Kemiskinan yang Tersistematisasi

Kemaren dapet kabar sedih. Bayinya seorang teteh yang saya kenal meninggal dunia. Ini kali kedua teteh itu kehilangan buah hatinya. Semuanya dalam usia sangat dini. Kasusnya sama, mereka lahir prematur dan butuh perawatan intensif serta harus tinggal di inkubator. Tapi karena teteh tak punya uang, mau tak mau bayi tak berdosa itu harus dibawa pulang. Yang pertama meninggal dalam pelukan teteh ketika baru berusia beberapa hari. Belajar dari pengalaman, saat melahirkan anak kedua, pasangan muda itu membeli lampu belajar sebagai pengganti inkubator. Tapi udara dingin yang menusuk, dan kondisi badan yang rentan memang bukan perpaduan yang apik. Setelah sempat bertahan kurang lebih satu bulan, si adek –begitu kami memanggilnya, karena memang belum sempat diberi nama, padahal kemaren2 saya semangat banget nyariin nama buat dia- dipanggil juga ke hadiratNYA. Ternyata 4JJI begitu sayang dengan si adek.

Bukan..bukan takdir 4JJI yang ingin saya pertanyakan, tapi keberadaan sistem dengan entitas-entitas yang berkolaborasi, saling membentuk hubungan sebab akibat, jalin menjalin menciptakan kondisi yang membuat si adek tak bisa bertahan, itu yang membuat saya miris. Jika ditanya mengapa tak dirawat saja di RS, jawabannya simpel, tak ada uang untuk membayar biaya perawatan. RS juga tak mau memberikan layanan cuma-cuma, bahkan diskon baru akan diberikan jika si teteh bisa menunjukkan kartu miskin. Birokrasi tuk mendapatkan kartu itu pun tak gampang, tak cukup waktu seharian tuk mendapatkannya. Believe it or not. It just happened in front of my eyes. Banyak sekali tetek bengek yang harus dibereskan. Trully. Cari informasi di situs resmi Jaring Pengaman Sosial, tak kami dapatkan informasi yang membantu. HUH...buat apa ada situs, kalo tidak memberikan informasi. Cuma sok-sokan aja ada. EKSIS gitu. Bisa diakses kapan saja. Tapi tidak berguna!!!

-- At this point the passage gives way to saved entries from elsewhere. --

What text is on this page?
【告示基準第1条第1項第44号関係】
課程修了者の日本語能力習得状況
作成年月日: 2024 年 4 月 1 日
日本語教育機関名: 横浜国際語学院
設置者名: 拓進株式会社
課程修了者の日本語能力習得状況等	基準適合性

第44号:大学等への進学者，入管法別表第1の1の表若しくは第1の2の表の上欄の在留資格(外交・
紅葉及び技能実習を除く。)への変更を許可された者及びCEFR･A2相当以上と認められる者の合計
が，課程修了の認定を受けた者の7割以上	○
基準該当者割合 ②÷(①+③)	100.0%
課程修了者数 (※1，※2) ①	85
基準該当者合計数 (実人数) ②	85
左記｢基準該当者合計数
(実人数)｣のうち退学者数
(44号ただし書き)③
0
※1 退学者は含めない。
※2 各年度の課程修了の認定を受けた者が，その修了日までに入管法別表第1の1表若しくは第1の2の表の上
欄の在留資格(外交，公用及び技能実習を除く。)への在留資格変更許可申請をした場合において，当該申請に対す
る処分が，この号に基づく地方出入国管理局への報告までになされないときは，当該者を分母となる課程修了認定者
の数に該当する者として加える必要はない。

Jika kita runut lagi, kita mungkin bertanya, mengapa si suami tak bisa menyediakan uang yang dibutuhkan. Bukankah itu tanggung jawab kepala keluarga. Sayang sekali kawan, suami teteh tersebut kira2 tiga bulan yang lalu dipecat (bahasa halusnya :DIRUMAHKAN, orang Indonesia ini memang paling jago ber eufemisme-ria) dari kerjaannya sebagai cleaning service di salah satu pusat perbelanjaan teramai di Bandung. Alasannya jelas. Stated clearly by the supervisor. EFISIENSI!!! (Saya jadi inget pegawai2 ITB, gimana nasib mereka ya??!!) Entahlah memang itu alasan sebenarnya, ataukah hanya akal2an pemilik pusat belanja tersebut tuk mengeruk untung lebih banyak. Wallahualam. Aa’ (suaminya teteh) jelas tak bisa menolak, toh dia hanya lulusan SMP.

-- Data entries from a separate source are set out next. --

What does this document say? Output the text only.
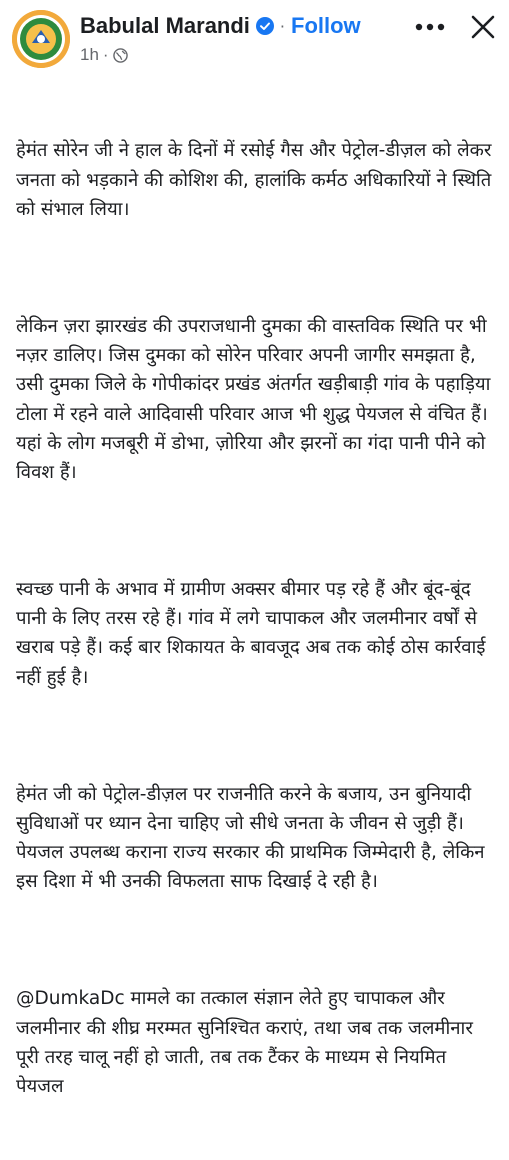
Babulal Marandi · Follow
1h ·

हेमंत सोरेन जी ने हाल के दिनों में रसोई गैस और पेट्रोल-डीज़ल को लेकर जनता को भड़काने की कोशिश की, हालांकि कर्मठ अधिकारियों ने स्थिति को संभाल लिया।

लेकिन ज़रा झारखंड की उपराजधानी दुमका की वास्तविक स्थिति पर भी नज़र डालिए। जिस दुमका को सोरेन परिवार अपनी जागीर समझता है, उसी दुमका जिले के गोपीकांदर प्रखंड अंतर्गत खड़ीबाड़ी गांव के पहाड़िया टोला में रहने वाले आदिवासी परिवार आज भी शुद्ध पेयजल से वंचित हैं। यहां के लोग मजबूरी में डोभा, ज़ोरिया और झरनों का गंदा पानी पीने को विवश हैं।

स्वच्छ पानी के अभाव में ग्रामीण अक्सर बीमार पड़ रहे हैं और बूंद-बूंद पानी के लिए तरस रहे हैं। गांव में लगे चापाकल और जलमीनार वर्षों से खराब पड़े हैं। कई बार शिकायत के बावजूद अब तक कोई ठोस कार्रवाई नहीं हुई है।

हेमंत जी को पेट्रोल-डीज़ल पर राजनीति करने के बजाय, उन बुनियादी सुविधाओं पर ध्यान देना चाहिए जो सीधे जनता के जीवन से जुड़ी हैं। पेयजल उपलब्ध कराना राज्य सरकार की प्राथमिक जिम्मेदारी है, लेकिन इस दिशा में भी उनकी विफलता साफ दिखाई दे रही है।

@DumkaDc मामले का तत्काल संज्ञान लेते हुए चापाकल और जलमीनार की शीघ्र मरम्मत सुनिश्चित कराएं, तथा जब तक जलमीनार पूरी तरह चालू नहीं हो जाती, तब तक टैंकर के माध्यम से नियमित पेयजल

Lagi-lagi kita bisa bilang, ”Aa’ sih sekolahnya cuma sampe SMP, makanya ga bisa dapet kerjaan yang bagus. Ga bisa memperbaiki kehidupan keluarga”. ”Coba kalo kuliah di ITB, kan terjamin tuh” (haha,,sounds familiar right? Adagium yang populer sekali, n it WAS works for me too). Sekali lagi kawan, maaf-maaf saja..sekolah ternyata bukan lagi milik publik. Biaya SPP; seragam; beli LKS; beli buku+diktat guru (yang kalo ga dibeli dijamin nilai Anda di rapor ga kan pernah bagus) btw untuk kasus ini ga nyalahin gurunya juga sih, dengan tingkat kenaikan gaji aktual yang selalu di bawah actual value nya kenaikan sembako (I mean, keliatannya persentasenya gede, tapi kalo pake analisis IRR, net present worth, dkk yang ada di Ekonomi Teknik itu, nilainya ternyata tidak signifikan..sok2 an gini euy) mungkin memang itu satu2nya tambahan pendapatan buat mereka; belum lagi biaya lain-lain membuat sekolah menjadi tempat mahal bagi sebagian orang, termasuk si Aa’. Nah lo..gimana sih, wajar dong kalo sekolah mahal?? Dimana-mana yang namanya kualitas sebanding dengan ongkos, itu yang saya pelajari di TI. Selalu ada trade off disana, kalo mo bagus ya harus keluar biaya lebih. Memang ada titik optimal disana. Tapi emang ada yang capek-capek mau ngitungin. Mending kalo udah ditentukan, trus implementasi dari suntikan dana itu emang membuat kualitasnya meningkat. Lah kalo enggak. Kan sayang banget. Itu kalo di kuliah Analisis Biaya namanya pengalokasian biaya yang tidak tepat dan harus direduksi.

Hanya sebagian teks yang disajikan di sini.